Шведы явились в Нуоли, когда лес, озеро и весь карельский мир[5] были скованы первым морозом, покрыты самым непробиваемым белым плащом. Йоны и Бенедикты, сказочник Олаф, предатель Говен тряслись от холода. Лязгая зубами и оружием, стеная, завывая, незваные гости влезли в тёплые нуольские дома, сели около печек и потребовали раскрыть немедленно секрет волшебного плаща – такого же, как на Фоме Горбатом.
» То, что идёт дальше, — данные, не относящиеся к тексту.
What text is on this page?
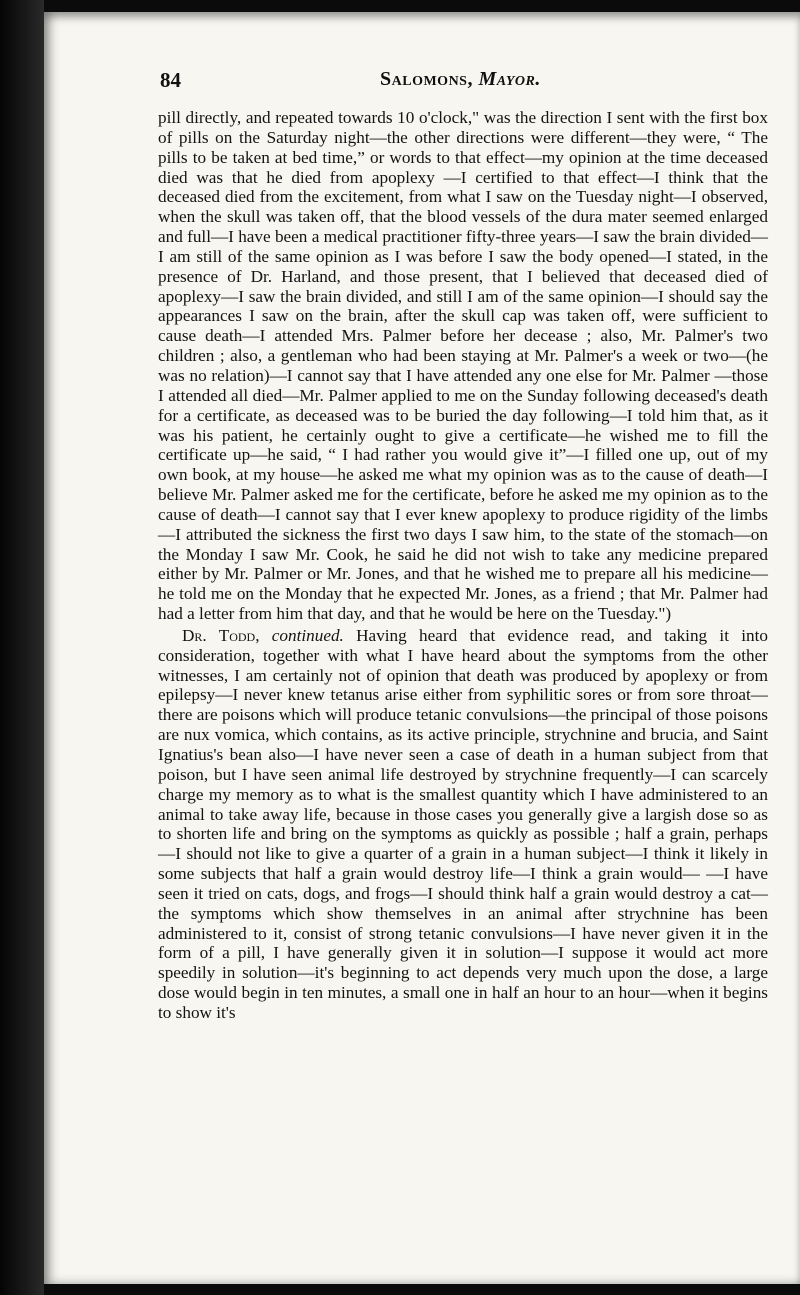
84	Salomons, Mayor.

pill directly, and repeated towards 10 o'clock," was the direction I sent with the first box of pills on the Saturday night—the other directions were different—they were, “ The pills to be taken at bed time,” or words to that effect—my opinion at the time deceased died was that he died from apoplexy —I certified to that effect—I think that the deceased died from the excitement, from what I saw on the Tuesday night—I observed, when the skull was taken off, that the blood vessels of the dura mater seemed enlarged and full—I have been a medical practitioner fifty-three years—I saw the brain divided—I am still of the same opinion as I was before I saw the body opened—I stated, in the presence of Dr. Harland, and those present, that I believed that deceased died of apoplexy—I saw the brain divided, and still I am of the same opinion—I should say the appearances I saw on the brain, after the skull cap was taken off, were sufficient to cause death—I attended Mrs. Palmer before her decease ; also, Mr. Palmer's two children ; also, a gentleman who had been staying at Mr. Palmer's a week or two—(he was no relation)—I cannot say that I have attended any one else for Mr. Palmer —those I attended all died—Mr. Palmer applied to me on the Sunday following deceased's death for a certificate, as deceased was to be buried the day following—I told him that, as it was his patient, he certainly ought to give a certificate—he wished me to fill the certificate up—he said, “ I had rather you would give it”—I filled one up, out of my own book, at my house—he asked me what my opinion was as to the cause of death—I believe Mr. Palmer asked me for the certificate, before he asked me my opinion as to the cause of death—I cannot say that I ever knew apoplexy to produce rigidity of the limbs—I attributed the sickness the first two days I saw him, to the state of the stomach—on the Monday I saw Mr. Cook, he said he did not wish to take any medicine prepared either by Mr. Palmer or Mr. Jones, and that he wished me to prepare all his medicine—he told me on the Monday that he expected Mr. Jones, as a friend ; that Mr. Palmer had had a letter from him that day, and that he would be here on the Tuesday.")

Dr. Todd, continued. Having heard that evidence read, and taking it into consideration, together with what I have heard about the symptoms from the other witnesses, I am certainly not of opinion that death was produced by apoplexy or from epilepsy—I never knew tetanus arise either from syphilitic sores or from sore throat—there are poisons which will produce tetanic convulsions—the principal of those poisons are nux vomica, which contains, as its active principle, strychnine and brucia, and Saint Ignatius's bean also—I have never seen a case of death in a human subject from that poison, but I have seen animal life destroyed by strychnine frequently—I can scarcely charge my memory as to what is the smallest quantity which I have administered to an animal to take away life, because in those cases you generally give a largish dose so as to shorten life and bring on the symptoms as quickly as possible ; half a grain, perhaps—I should not like to give a quarter of a grain in a human subject—I think it likely in some subjects that half a grain would destroy life—I think a grain would— —I have seen it tried on cats, dogs, and frogs—I should think half a grain would destroy a cat—the symptoms which show themselves in an animal after strychnine has been administered to it, consist of strong tetanic convulsions—I have never given it in the form of a pill, I have generally given it in solution—I suppose it would act more speedily in solution—it's beginning to act depends very much upon the dose, a large dose would begin in ten minutes, a small one in half an hour to an hour—when it begins to show it's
В кипятке прыгали яйца, на углях шипело сало. Говен не сводил глаз с Медведицы, он был назначен её главным сторожем, молодой Олаф бредил и разговаривал со своей оставленной в Упсале женой. Рыцарь был совершенно простужен.
– Бригитта, ты опять ходила к пекарю? Зачем два раза в день ходить в пекарню? Тебе пекарь нравится? А я тебе уже не нравлюсь? От него, наверно, пахнет лучше, чем от меня. От него пахнет мёдом, а от меня лошадиным говном, да, Бригитта?
– Олаф, это я, Медведица, Ингегерд. Твою жену Бригиттой зовут? Она ждёт тебя дома. У тебя голова горит. Все спят, успокойся. У тебя на лбу тесто, не открывай глаза. Тесто вытягивает боль.
– Ингегерд, а ведь я пришёл за новым непромокаемым плащом. Я отнял у Говена, Горбатый отнял у меня.
– Говен тоже отнял. Это не ваше добро. Будет тебе плащ. И штаны непромокаемые. Говен, зачем ты опять их привёл?
– Это не я. Их Господь сюда приводит.
– Господь Горбатого или Кулотки?
– Горбатого.
– А твой где?
– Отвяжись.
– Ты мне больше в рясе нравился.
– В ней скакать неудобно.
– Лучше бы ты, Говен, пешком ходил.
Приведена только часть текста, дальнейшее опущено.